Today, I found a strange behavior in UICollectionView and I wanted to share it with you.

I was trying to force the app I’m working on, Jackthreads to crash when I came into a weird behavior that normally leads to a crash.

Here’s the scenario:

  • You have a view controller with several collection views (or table views).
  • You select a cell from each collection view, it can work with two.
  • Strange things happen to your stack. The navigation controller pushes several view controlles but it can’t handle them properly, so when it comes back it gets lost or crashes the application.

I’ve been able to reproduce this scenario in Twitter and Foursquare app. Twitter didn’t crash, Foursquare did. It’s not a common user behavior, but it’s always nice to control these unexpected scenarios.

The solution is pretty simple. You just “block” the interaction of other cells until you’ve finished interacting with the first cell. The funny thing is that the documentation is some how misleading. UICollectionViewDelegate says:

 // Methods for notification of selection/deselection and 
 // highlight/unhighlight events.
 // The sequence of calls leading to selection from a user touch is:

 // (when the touch begins)
 // 1. -collectionView:shouldHighlightItemAtIndexPath:
 // 2. -collectionView:didHighlightItemAtIndexPath:

 // (when the touch lifts)
 // 3. -collectionView:shouldSelectItemAtIndexPath: or 
 //    -collectionView:shouldDeselectItemAtIndexPath:
 // 4. -collectionView:didSelectItemAtIndexPath: or 
 //    -collectionView:didDeselectItemAtIndexPath:
 // 5. -collectionView:didUnhighlightItemAtIndexPath:

According to this, if you just block the selection of other cells and unblock it after the selection has been made it should work:

- (BOOL)        collectionView:(UICollectionView *)collectionView 
shouldHighlightItemAtIndexPath:(NSIndexPath *)indexPath {
	if (!self.selectionBlocked){
        self.selectionBlocked = YES;
        return YES;
    } else {
        return NO;
    }
}
- (void)  collectionView:(UICollectionView *)collectionView 
didSelectItemAtIndexPath:(NSIndexPath *)indexPath {
    self.selectionBlocked = NO;
    ... 
}

But it didn’t solve it. In fact this solution left the other collection views irresponsive after highlighting one cell. Here’s when it started to smell strange. My next step was to log everything in the delegate and see if everything was right.

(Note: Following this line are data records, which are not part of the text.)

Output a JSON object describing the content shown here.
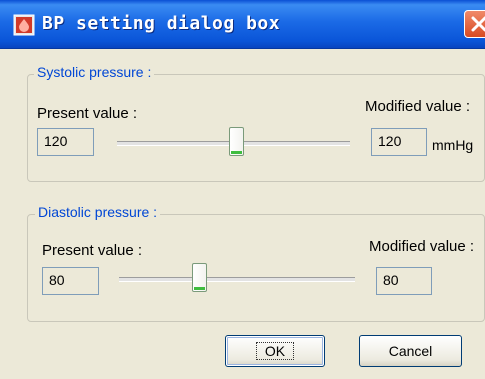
{
  "window": {
    "title": "BP setting dialog box"
  },
  "systolic": {
    "legend": "Systolic pressure :",
    "present_label": "Present value :",
    "modified_label": "Modified value :",
    "present_value": "120",
    "modified_value": "120",
    "unit": "mmHg",
    "slider_fraction": 0.51
  },
  "diastolic": {
    "legend": "Diastolic pressure :",
    "present_label": "Present value :",
    "modified_label": "Modified value :",
    "present_value": "80",
    "modified_value": "80",
    "slider_fraction": 0.34
  },
  "buttons": {
    "ok": "OK",
    "cancel": "Cancel"
  },
  "icons": {
    "title_icon": "bp-monitor-icon",
    "close": "close-icon"
  },
  "colors": {
    "legend_text": "#0046d5",
    "titlebar": "#0a55d8",
    "close_button": "#d84a22"
  }
}
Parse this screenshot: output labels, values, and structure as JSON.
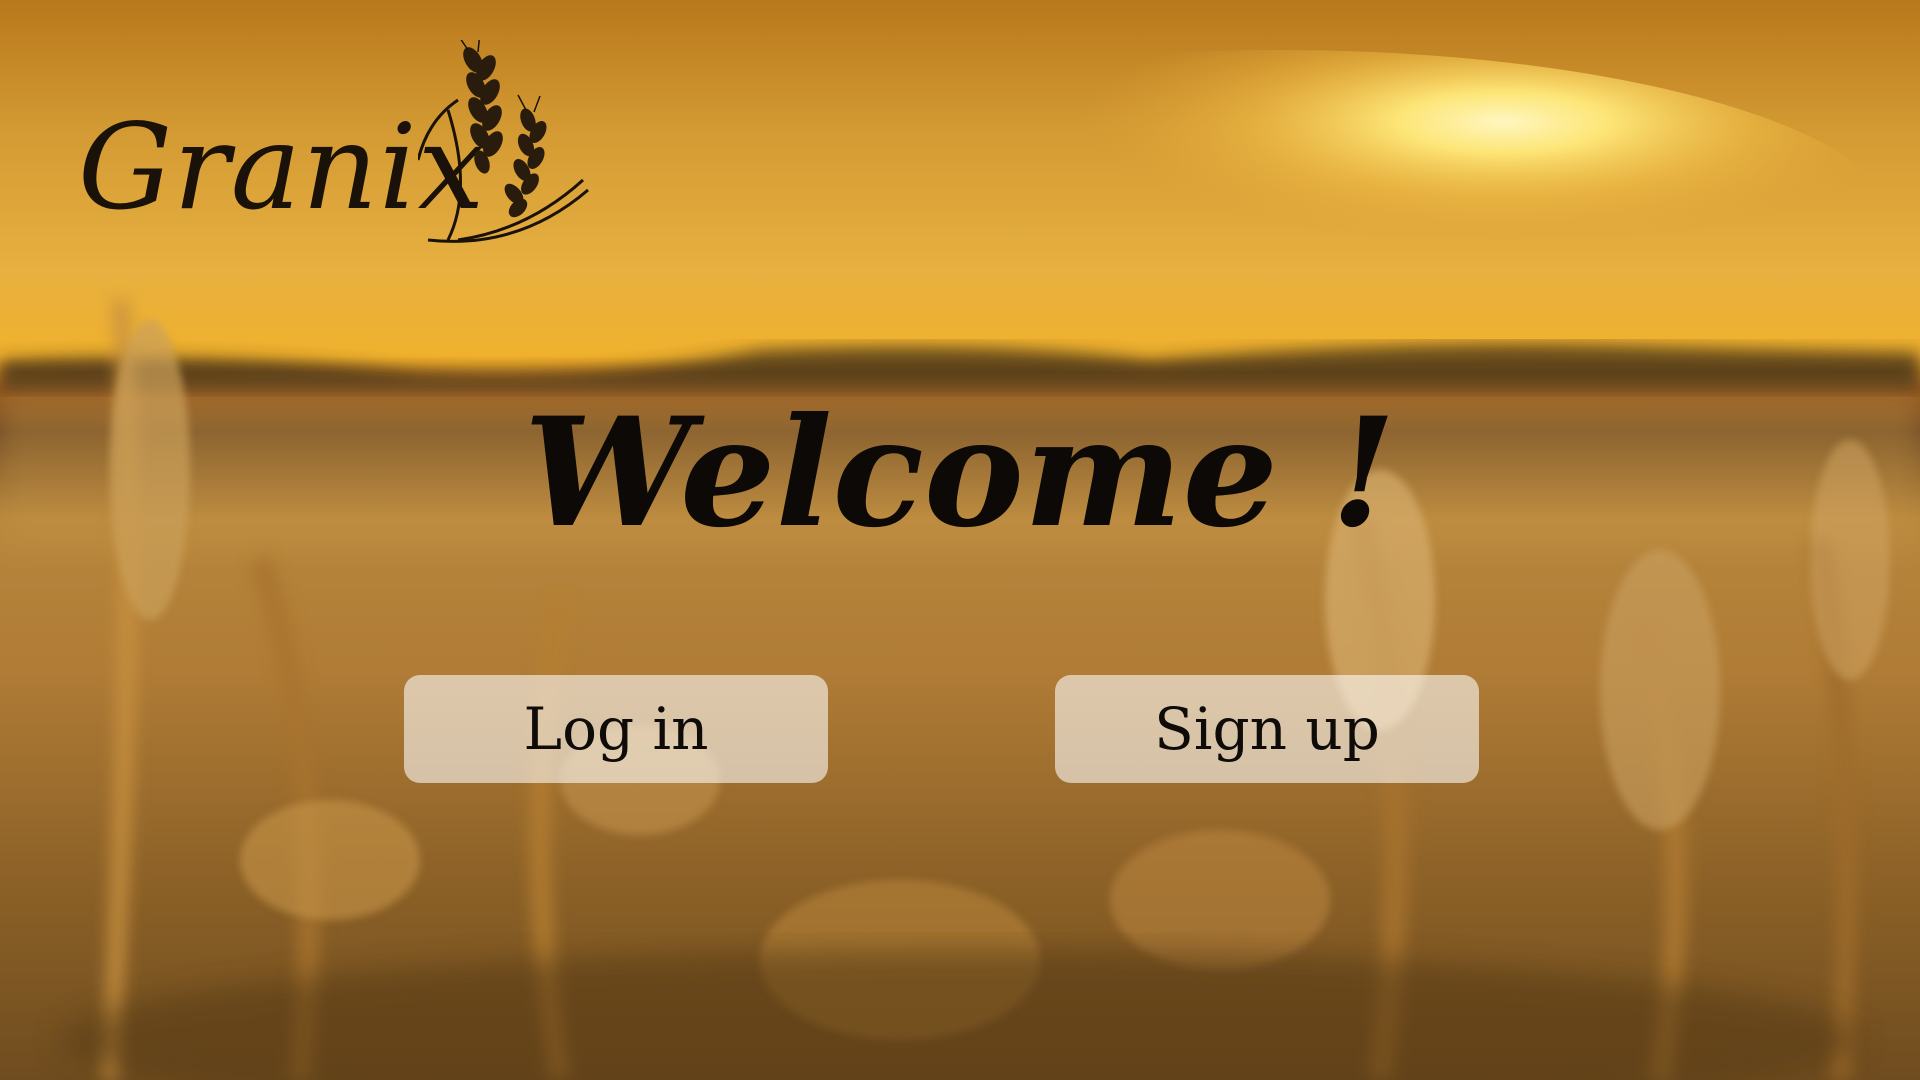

2014-03-27 01:14:34.393 MultipleCollectionViews[379:60b] -[EDSViewController 
collectionView:shouldHighlightItemAtIndexPath:]
2014-03-27 01:14:34.396 MultipleCollectionViews[379:60b] -[EDSViewController 
collectionView:didHighlightItemAtIndexPath:]
2014-03-27 01:14:34.399 MultipleCollectionViews[379:60b] -[EDSViewController 
collectionView:didUnhighlightItemAtIndexPath:]
2014-03-27 01:14:34.400 MultipleCollectionViews[379:60b] -[EDSViewController 
collectionView:shouldSelectItemAtIndexPath:]
2014-03-27 01:14:34.404 MultipleCollectionViews[379:60b] -[EDSViewController 
collectionView:didSelectItemAtIndexPath:]

What was my surprise when I saw that the order in the delegate calls claimed by Apple is wrong -collectionView:didUnhighlightItemAtIndexPath: is not being called the last one, it’s being called right before -collectionView:shouldSelectItemAtIndexPath: !!!

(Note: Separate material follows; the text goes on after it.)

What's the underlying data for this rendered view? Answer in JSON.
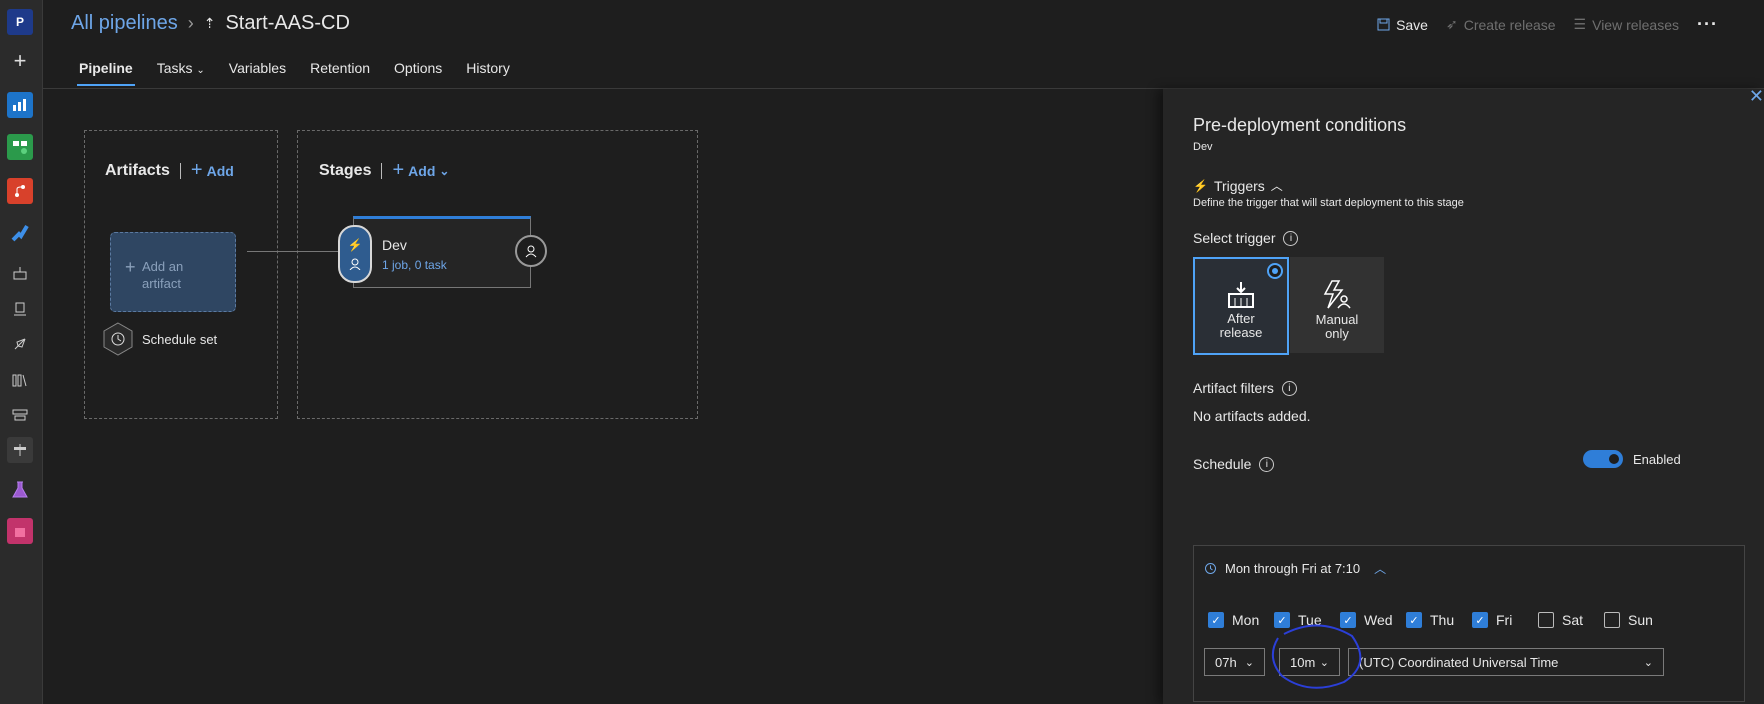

My solution was to unblock the new selection on -collectionView:didUnhighlightItemAtIndexPath: method and hold a reference to “something” in case the selection is finally being made. In my case I chose to keep a reference to the collectionview where the selected cell is.

You can also check the example project in github. This problem has been relatively easy to solve but when I searched around I didn’t find any mention to the different delegate order or a solution to the bug. Have you also found this problem while working with Collection Views?